There are two broad ways to look at this. Prime Minister Nawaz Sharif has surrendered to the powerful military. He has accepted the formation of military courts which will undermine the judiciary and the democratic system as a whole by further blurring the lines which separate powers between institutions, and can only come to life after clauses in the Constitution related to fundamental rights and basic structure have been rendered ineffective. The growing role of the military, during a democratic government’s rule, has been facilitated by the latter’s failure in taking on responsibilities that clearly fall within its domain. Also, PM Sharif’s track record, rather ironically, suggests that he has never been completely averse to the idea of turning to the military when thing turn sour. His previous stints in power are also marred by invitations to the military to perform tasks that ought to be carried out by the civilians; formation of military courts in 1997 is one example, where he was presented as a defendant in a hijacking case later, after having been ousted by the then COAS General Pervez Musharraf.

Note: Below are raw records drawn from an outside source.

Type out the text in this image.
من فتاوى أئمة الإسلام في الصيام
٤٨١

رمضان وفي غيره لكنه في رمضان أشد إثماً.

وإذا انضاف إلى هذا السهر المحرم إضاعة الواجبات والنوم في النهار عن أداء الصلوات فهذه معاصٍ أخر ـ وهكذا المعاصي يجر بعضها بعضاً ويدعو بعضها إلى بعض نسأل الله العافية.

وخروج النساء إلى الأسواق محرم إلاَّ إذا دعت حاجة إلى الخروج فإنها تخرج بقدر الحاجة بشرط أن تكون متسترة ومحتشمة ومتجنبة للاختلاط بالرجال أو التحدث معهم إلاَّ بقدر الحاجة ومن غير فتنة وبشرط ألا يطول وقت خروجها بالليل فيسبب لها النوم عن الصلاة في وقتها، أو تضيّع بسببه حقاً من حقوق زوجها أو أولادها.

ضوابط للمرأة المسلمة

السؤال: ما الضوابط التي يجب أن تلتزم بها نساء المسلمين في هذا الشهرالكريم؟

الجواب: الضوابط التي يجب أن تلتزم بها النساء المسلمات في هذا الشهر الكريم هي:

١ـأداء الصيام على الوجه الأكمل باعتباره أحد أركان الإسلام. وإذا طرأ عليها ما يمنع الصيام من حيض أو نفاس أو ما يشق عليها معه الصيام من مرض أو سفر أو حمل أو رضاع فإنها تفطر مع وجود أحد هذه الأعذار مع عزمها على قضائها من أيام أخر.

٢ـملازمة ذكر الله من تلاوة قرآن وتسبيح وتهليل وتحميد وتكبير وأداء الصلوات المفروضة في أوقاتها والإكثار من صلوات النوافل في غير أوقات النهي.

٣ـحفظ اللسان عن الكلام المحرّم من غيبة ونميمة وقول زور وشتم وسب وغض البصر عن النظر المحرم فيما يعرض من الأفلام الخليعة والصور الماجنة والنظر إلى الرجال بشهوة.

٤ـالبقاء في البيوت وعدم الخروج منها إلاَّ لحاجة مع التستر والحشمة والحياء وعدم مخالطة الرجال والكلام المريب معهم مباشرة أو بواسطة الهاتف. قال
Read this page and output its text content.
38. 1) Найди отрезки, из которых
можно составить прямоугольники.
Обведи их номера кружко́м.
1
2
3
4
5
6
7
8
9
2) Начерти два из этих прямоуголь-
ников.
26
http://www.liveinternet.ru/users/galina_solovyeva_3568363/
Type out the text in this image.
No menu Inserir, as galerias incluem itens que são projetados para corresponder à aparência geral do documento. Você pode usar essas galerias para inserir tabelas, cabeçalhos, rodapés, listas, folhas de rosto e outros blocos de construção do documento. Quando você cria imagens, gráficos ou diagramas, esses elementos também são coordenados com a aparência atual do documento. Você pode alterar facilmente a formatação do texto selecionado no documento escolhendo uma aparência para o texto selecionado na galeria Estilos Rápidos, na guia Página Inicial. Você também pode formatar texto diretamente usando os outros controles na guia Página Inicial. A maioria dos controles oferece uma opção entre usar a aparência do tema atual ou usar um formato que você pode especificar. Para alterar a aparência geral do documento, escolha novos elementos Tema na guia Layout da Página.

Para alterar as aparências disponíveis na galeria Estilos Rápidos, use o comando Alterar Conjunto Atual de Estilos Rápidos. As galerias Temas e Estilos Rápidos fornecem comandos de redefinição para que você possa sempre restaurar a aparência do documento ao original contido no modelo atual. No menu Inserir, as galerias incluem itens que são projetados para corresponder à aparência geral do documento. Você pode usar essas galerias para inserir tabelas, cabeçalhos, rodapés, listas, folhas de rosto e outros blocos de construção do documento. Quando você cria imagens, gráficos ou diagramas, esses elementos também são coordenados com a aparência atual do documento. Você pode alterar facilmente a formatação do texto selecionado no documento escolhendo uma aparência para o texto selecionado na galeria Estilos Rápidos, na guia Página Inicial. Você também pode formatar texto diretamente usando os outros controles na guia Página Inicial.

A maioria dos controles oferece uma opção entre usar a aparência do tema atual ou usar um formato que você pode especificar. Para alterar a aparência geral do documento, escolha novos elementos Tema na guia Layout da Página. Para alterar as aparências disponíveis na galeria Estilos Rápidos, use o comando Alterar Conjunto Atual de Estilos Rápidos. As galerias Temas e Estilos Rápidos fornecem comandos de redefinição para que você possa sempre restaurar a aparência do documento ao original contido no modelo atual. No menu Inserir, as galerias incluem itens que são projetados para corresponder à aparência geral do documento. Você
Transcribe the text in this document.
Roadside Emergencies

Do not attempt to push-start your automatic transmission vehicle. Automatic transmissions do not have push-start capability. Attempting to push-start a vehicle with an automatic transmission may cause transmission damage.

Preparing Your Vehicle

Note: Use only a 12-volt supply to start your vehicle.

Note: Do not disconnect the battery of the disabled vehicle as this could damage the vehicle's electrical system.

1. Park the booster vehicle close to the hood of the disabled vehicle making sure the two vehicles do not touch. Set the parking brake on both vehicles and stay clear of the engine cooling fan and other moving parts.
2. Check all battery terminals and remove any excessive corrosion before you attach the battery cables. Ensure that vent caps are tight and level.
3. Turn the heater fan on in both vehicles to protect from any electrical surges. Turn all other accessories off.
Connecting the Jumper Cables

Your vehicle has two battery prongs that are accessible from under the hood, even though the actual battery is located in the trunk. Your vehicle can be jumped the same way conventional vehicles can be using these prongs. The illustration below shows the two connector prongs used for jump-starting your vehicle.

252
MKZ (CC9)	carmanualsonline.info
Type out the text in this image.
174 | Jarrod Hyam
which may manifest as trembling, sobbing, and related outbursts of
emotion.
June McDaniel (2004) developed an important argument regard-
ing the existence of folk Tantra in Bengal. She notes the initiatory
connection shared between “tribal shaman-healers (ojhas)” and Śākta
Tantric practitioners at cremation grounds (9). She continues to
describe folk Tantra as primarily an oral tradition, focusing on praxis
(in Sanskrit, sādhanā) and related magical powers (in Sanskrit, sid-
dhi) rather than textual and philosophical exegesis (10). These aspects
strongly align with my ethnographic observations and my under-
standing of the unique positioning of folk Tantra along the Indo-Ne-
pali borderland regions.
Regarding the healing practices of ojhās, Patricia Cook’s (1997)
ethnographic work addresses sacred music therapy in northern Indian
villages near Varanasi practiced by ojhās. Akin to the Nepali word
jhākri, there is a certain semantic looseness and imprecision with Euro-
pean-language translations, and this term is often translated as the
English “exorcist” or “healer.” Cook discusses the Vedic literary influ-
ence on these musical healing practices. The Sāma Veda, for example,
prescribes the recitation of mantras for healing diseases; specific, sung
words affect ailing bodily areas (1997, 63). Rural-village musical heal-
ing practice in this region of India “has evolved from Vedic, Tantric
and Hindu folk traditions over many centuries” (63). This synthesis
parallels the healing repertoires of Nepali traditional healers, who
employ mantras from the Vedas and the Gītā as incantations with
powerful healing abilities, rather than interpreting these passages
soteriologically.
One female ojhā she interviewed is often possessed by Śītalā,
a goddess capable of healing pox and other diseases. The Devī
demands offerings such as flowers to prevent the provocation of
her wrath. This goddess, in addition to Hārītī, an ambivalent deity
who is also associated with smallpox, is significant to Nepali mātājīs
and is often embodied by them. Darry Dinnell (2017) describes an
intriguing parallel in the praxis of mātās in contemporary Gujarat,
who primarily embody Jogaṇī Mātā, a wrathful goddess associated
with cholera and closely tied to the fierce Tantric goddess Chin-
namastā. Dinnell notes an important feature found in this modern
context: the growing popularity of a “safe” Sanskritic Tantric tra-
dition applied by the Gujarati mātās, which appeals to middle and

Times have changed. The PM hasn’t. He still seems to believe that merely moving things from his plate to the military’s is a job well done, when it is really a job not done at all. Where in the 20-point National Action Plan (NAP) can we find what has been missing all along and has landed the political leadership where it stands today? Reforms. They are what governments usually bring about when systems are failing to deliver. The proposed establishment of military courts has been justified by citing various shortcomings of our criminal justice system. The PM, instead of rallying his colleagues in the parliament around a comprehensive reforms agenda, has deemed it sufficient to simply concede by embracing the traditional diagnosis along with other, slightly more reluctant political actors. In matters that involve expanding the military’s role, doing is easy, undoing is not, as the PM, one hopes, must understand quite well.

Perhaps one can shine a different light on the landscape, which doesn’t make it all appear so grim. A petty, bickering political class has finally woken up to an inescapable reality; the country is in a state of war. It has set aside differences and apprehensions, and is attempting to unite behind an agenda to eradicate terrorism. Bringing structural reforms, overhauling entire systems, changing mindsets and reshaping narratives through education and other similar solutions require time, precisely what the country doesn’t have. These measures, being degraded as mere fire-fighting tools, are exactly what are needed since there is actually a fire to fight. Rights and civil liberties are indeed compromised during “extraordinary times” such as these, with several examples from recent history following 9/11 and 7/7, coming from countries with well-established democracies and a far more evolved culture of rights. However, this optimistic approach too will eventually turn skeptical or even cynical, if the government doesn’t compliment the military’s efforts with efforts of its own. If it doesn’t begin taking necessary initiatives, it will continue to lose control and space like it has been since coming to ‘power’.